Aiming to lure more semiconductor customers, Samsung Electronics Co.
Samsung Electronics Co. backed by cutting-edge nanometer chip-making technology said Friday that it will be creating separate foundry division to expand dominance in pure-play foundry business amid a boom in demand for semiconductors.
The new division will make mobile processors and other non-memory chips for clients such as Qualcomm and Nvidia, competing with TSMC.
The move is unlikely to surprise. Although just a drop in the ocean of Samsung's overall profits, its foundry business saw revenue rise by around 86 per cent to $4.7 billion in 2016. Analysts had speculated that the firm would eventually split apart its foundry and system chip operations to make them more efficient and ease concerns from customers about potential leaks to parts of Samsung that compete with them.
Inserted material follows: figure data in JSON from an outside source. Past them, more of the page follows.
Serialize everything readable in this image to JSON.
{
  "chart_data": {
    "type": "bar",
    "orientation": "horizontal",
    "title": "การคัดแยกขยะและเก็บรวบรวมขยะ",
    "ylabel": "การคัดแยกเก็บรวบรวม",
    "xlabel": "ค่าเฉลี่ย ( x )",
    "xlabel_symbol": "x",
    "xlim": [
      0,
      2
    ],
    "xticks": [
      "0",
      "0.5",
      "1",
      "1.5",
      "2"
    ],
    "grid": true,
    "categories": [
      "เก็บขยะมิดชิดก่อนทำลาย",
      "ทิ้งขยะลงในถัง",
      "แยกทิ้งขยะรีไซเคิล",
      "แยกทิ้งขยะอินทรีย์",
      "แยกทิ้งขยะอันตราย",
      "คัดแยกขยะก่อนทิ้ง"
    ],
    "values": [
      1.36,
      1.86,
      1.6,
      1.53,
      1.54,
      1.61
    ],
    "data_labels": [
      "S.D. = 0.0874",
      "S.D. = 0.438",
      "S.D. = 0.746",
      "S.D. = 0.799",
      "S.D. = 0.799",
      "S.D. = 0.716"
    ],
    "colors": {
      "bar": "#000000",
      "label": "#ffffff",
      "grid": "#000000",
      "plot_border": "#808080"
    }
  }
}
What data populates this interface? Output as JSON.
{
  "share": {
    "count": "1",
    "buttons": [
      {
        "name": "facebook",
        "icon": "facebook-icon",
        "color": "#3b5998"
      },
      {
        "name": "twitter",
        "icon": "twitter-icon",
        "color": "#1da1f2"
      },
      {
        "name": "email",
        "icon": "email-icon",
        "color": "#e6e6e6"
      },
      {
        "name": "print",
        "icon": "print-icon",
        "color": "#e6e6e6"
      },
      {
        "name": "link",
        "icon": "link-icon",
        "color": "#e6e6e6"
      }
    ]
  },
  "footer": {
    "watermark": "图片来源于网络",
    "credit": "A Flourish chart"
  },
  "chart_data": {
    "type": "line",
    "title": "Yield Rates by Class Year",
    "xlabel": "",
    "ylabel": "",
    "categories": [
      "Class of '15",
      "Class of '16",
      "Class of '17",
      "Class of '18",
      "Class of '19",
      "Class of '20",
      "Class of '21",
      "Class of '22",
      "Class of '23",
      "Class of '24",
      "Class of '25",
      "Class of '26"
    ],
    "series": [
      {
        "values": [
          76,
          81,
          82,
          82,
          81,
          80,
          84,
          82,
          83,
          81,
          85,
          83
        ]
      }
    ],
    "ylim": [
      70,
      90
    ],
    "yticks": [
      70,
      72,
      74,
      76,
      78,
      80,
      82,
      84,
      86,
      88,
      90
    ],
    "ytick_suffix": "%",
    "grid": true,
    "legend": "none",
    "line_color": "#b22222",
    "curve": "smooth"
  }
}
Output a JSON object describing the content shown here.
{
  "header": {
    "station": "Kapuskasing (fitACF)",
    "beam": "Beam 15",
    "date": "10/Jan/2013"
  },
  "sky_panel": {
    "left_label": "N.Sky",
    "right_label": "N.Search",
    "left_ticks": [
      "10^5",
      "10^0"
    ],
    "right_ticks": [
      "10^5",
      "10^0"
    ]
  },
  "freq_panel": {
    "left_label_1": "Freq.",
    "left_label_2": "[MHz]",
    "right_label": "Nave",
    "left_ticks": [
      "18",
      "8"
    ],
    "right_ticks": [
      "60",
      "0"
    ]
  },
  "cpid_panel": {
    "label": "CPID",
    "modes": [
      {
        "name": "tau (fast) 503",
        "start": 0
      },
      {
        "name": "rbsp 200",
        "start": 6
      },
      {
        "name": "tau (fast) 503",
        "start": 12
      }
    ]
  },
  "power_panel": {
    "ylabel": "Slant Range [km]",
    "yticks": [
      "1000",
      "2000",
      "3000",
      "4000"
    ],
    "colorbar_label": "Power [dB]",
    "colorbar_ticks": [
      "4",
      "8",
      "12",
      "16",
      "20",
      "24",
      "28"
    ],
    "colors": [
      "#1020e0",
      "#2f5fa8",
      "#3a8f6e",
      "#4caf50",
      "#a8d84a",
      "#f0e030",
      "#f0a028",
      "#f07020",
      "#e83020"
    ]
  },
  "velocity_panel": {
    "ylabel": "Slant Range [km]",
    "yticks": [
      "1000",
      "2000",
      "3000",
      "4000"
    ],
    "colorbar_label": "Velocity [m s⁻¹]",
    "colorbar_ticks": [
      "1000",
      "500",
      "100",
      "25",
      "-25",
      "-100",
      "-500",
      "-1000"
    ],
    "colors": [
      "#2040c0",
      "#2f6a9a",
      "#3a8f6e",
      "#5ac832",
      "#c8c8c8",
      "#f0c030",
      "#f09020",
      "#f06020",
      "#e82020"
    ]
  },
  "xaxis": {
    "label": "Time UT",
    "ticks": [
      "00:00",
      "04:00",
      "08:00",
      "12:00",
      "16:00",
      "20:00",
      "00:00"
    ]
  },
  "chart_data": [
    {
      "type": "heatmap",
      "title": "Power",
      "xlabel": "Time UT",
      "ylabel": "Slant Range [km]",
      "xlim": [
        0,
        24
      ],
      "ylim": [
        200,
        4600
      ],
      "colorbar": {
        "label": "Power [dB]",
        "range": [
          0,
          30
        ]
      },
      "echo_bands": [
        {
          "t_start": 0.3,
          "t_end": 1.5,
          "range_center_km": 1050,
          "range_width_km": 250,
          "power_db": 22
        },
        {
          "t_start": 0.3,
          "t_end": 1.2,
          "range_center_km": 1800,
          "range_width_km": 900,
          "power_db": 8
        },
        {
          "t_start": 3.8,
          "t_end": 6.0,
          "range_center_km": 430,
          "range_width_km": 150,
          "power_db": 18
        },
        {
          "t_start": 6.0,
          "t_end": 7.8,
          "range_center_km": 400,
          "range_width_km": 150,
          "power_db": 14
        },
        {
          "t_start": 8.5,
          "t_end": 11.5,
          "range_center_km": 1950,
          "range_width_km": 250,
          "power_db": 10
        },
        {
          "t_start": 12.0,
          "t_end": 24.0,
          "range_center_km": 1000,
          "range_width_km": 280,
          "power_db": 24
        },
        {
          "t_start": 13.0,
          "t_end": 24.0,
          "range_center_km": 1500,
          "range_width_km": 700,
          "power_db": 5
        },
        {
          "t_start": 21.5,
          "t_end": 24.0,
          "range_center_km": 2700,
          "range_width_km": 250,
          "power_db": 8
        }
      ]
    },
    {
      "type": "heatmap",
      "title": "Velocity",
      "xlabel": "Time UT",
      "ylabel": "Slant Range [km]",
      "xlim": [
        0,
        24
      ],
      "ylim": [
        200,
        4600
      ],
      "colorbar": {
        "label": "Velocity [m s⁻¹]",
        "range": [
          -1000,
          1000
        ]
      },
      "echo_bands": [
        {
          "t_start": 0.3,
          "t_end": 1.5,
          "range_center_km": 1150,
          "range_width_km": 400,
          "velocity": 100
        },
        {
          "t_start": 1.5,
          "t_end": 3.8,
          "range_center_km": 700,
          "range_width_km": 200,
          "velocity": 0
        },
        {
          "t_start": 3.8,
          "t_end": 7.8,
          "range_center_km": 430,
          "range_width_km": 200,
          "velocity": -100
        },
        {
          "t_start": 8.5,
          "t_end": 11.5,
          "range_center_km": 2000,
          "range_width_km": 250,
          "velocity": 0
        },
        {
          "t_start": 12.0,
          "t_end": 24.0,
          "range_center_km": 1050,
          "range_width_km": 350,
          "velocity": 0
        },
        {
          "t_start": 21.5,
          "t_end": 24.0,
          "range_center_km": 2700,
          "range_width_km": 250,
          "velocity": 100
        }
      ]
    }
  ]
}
Samsung has expanded its investment in the foundry business, including opening the world's 10-nanometer chip manufacturing plant a year ago.
In 2016, Taiwan-based TSMC stood as the leading player in the foundry sector, followed by another Taiwanese firm UMC and US -based GlobalFoundries. The heir of the Samsung empire is accused of paying around $38 million in bribes to Park's long time confidante, Choi Soon-Sil, in order to secure a controversial merger between Samsung C&T and Cheil Industries, which prosecutors say was meant to consolidate control of the country's largest conglomerate. Jay Y. Lee was arrested in South Korea, for his alleged role in an ongoing political scandal involving impeached President Park Geun-Hye.